Stable transduction of recombinant adeno-associated virus into hematopoietic stem cells from normal and sickle cell patients.

Stable introduction of genes into human hematopoietic stem cells with self-renewing potential is a necessary requirement for gene therapy strategies. We have developed an adeno-associated virus (AAV) vector and a partial packaging cell line that produces recombinant AAV at a titer of 10(8) transducing particles per milliliter. A high-titer viral stock containing the CMV/lacZ gene was used to transfer lacZ sequences into CD34+ Lin-Thy+ hematopoietic stem cells purified from normal and homozygous sickle cell patients.
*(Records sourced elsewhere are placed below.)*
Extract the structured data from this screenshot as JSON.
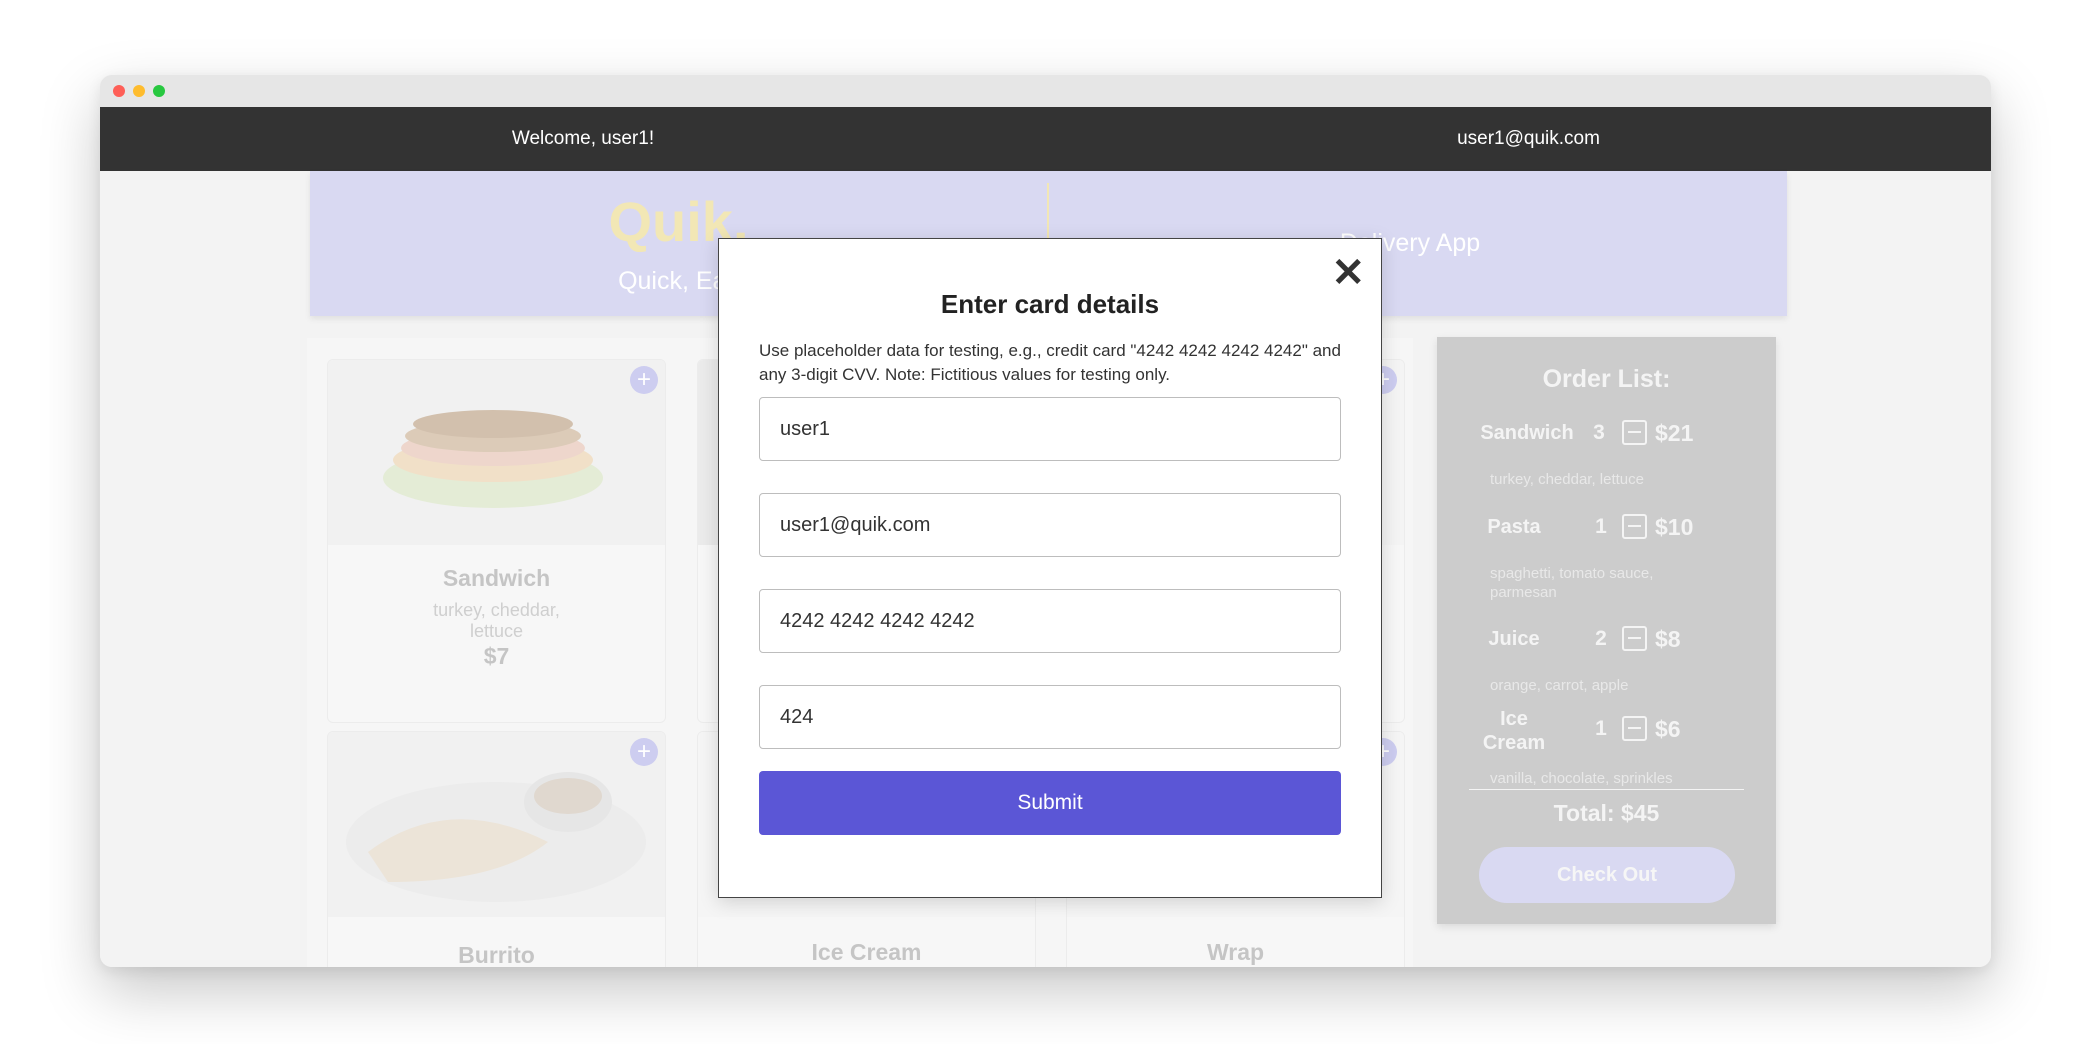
{
  "topbar": {
    "welcome": "Welcome, user1!",
    "email": "user1@quik.com"
  },
  "hero": {
    "logo": "Quik.",
    "tagline_left": "Quick, Eas",
    "tagline_right": "Delivery App"
  },
  "menu": {
    "items": [
      {
        "name": "Sandwich",
        "description": "turkey, cheddar, lettuce",
        "price": "$7"
      },
      {
        "name": "Burrito"
      },
      {
        "name": "Ice Cream"
      },
      {
        "name": "Wrap"
      }
    ],
    "add_icon": "plus-icon"
  },
  "order": {
    "heading": "Order List:",
    "items": [
      {
        "name": "Sandwich",
        "qty": "3",
        "total": "$21",
        "ingredients": "turkey, cheddar, lettuce"
      },
      {
        "name": "Pasta",
        "qty": "1",
        "total": "$10",
        "ingredients": "spaghetti, tomato sauce, parmesan"
      },
      {
        "name": "Juice",
        "qty": "2",
        "total": "$8",
        "ingredients": "orange, carrot, apple"
      },
      {
        "name": "Ice Cream",
        "qty": "1",
        "total": "$6",
        "ingredients": "vanilla, chocolate, sprinkles"
      }
    ],
    "grand_total": "Total: $45",
    "checkout_label": "Check Out"
  },
  "modal": {
    "title": "Enter card details",
    "note": "Use placeholder data for testing, e.g., credit card \"4242 4242 4242 4242\" and any 3-digit CVV. Note: Fictitious values for testing only.",
    "fields": {
      "name": "user1",
      "email": "user1@quik.com",
      "card": "4242 4242 4242 4242",
      "cvv": "424"
    },
    "submit_label": "Submit",
    "close_icon": "close-icon"
  },
  "colors": {
    "accent": "#5b56d6",
    "hero_bg": "#d9d9f2",
    "logo": "#f2e7b5",
    "topbar": "#333333"
  }
}
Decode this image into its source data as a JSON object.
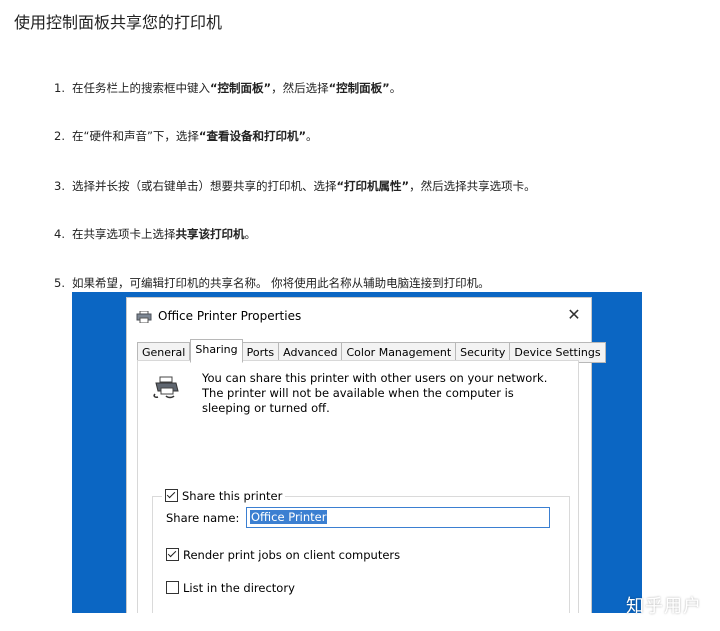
{
  "article": {
    "title": "使用控制面板共享您的打印机",
    "steps": [
      {
        "num": "1.",
        "pre": "在任务栏上的搜索框中键入",
        "b1": "“控制面板”",
        "mid": "，然后选择",
        "b2": "“控制面板”",
        "post": "。"
      },
      {
        "num": "2.",
        "pre": "在“硬件和声音”下，选择",
        "b1": "“查看设备和打印机”",
        "post": "。"
      },
      {
        "num": "3.",
        "pre": "选择并长按（或右键单击）想要共享的打印机、选择",
        "b1": "“打印机属性”",
        "post": "，然后选择共享选项卡。"
      },
      {
        "num": "4.",
        "pre": "在共享选项卡上选择",
        "b1": "共享该打印机",
        "post": "。"
      },
      {
        "num": "5.",
        "pre": "如果希望，可编辑打印机的共享名称。 你将使用此名称从辅助电脑连接到打印机。"
      }
    ]
  },
  "dialog": {
    "title": "Office Printer Properties",
    "title_icon": "printer-icon",
    "close_glyph": "✕",
    "tabs": [
      {
        "label": "General",
        "active": false
      },
      {
        "label": "Sharing",
        "active": true
      },
      {
        "label": "Ports",
        "active": false
      },
      {
        "label": "Advanced",
        "active": false
      },
      {
        "label": "Color Management",
        "active": false
      },
      {
        "label": "Security",
        "active": false
      },
      {
        "label": "Device Settings",
        "active": false
      }
    ],
    "info_icon": "shared-printer-icon",
    "info_text": "You can share this printer with other users on your network. The printer will not be available when the computer is sleeping or turned off.",
    "share_printer_label": "Share this printer",
    "share_printer_checked": true,
    "share_name_label": "Share name:",
    "share_name_value": "Office Printer",
    "render_jobs_label": "Render print jobs on client computers",
    "render_jobs_checked": true,
    "list_directory_label": "List in the directory",
    "list_directory_checked": false
  },
  "colors": {
    "screenshot_background": "#0b66c3",
    "selection": "#3b7fd1"
  },
  "watermark": "知乎用户"
}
After infection, the cells were cultured in two ways. In the first set of experiments, the cell were expanded 300-fold in liquid culture for 21 days and plated in methylcellulose. Burst-forming units-erythroid (BFU-E) and colony-forming units-granulocyte/macrophage (CFU-GM) were then analyzed for lacZ sequences. In the second set of experiments, infected cells were cultured for 6 weeks under conditions that maintain long-term culture-initiating cells (LTC-IC). Progenitors were plated in methylcellulose, and BFU-E were analyzed for lacZ DNA. Stable transduction of lacZ sequences was observed in 25% of the colonies in both sets of experiments. These results demonstrate for the first time that LTC-IC can be transduced stably with a recombinant AAV vector. The results suggest that AAV may be a useful vector for genetic therapy of sickle cell disease and other hematopoietic disorders.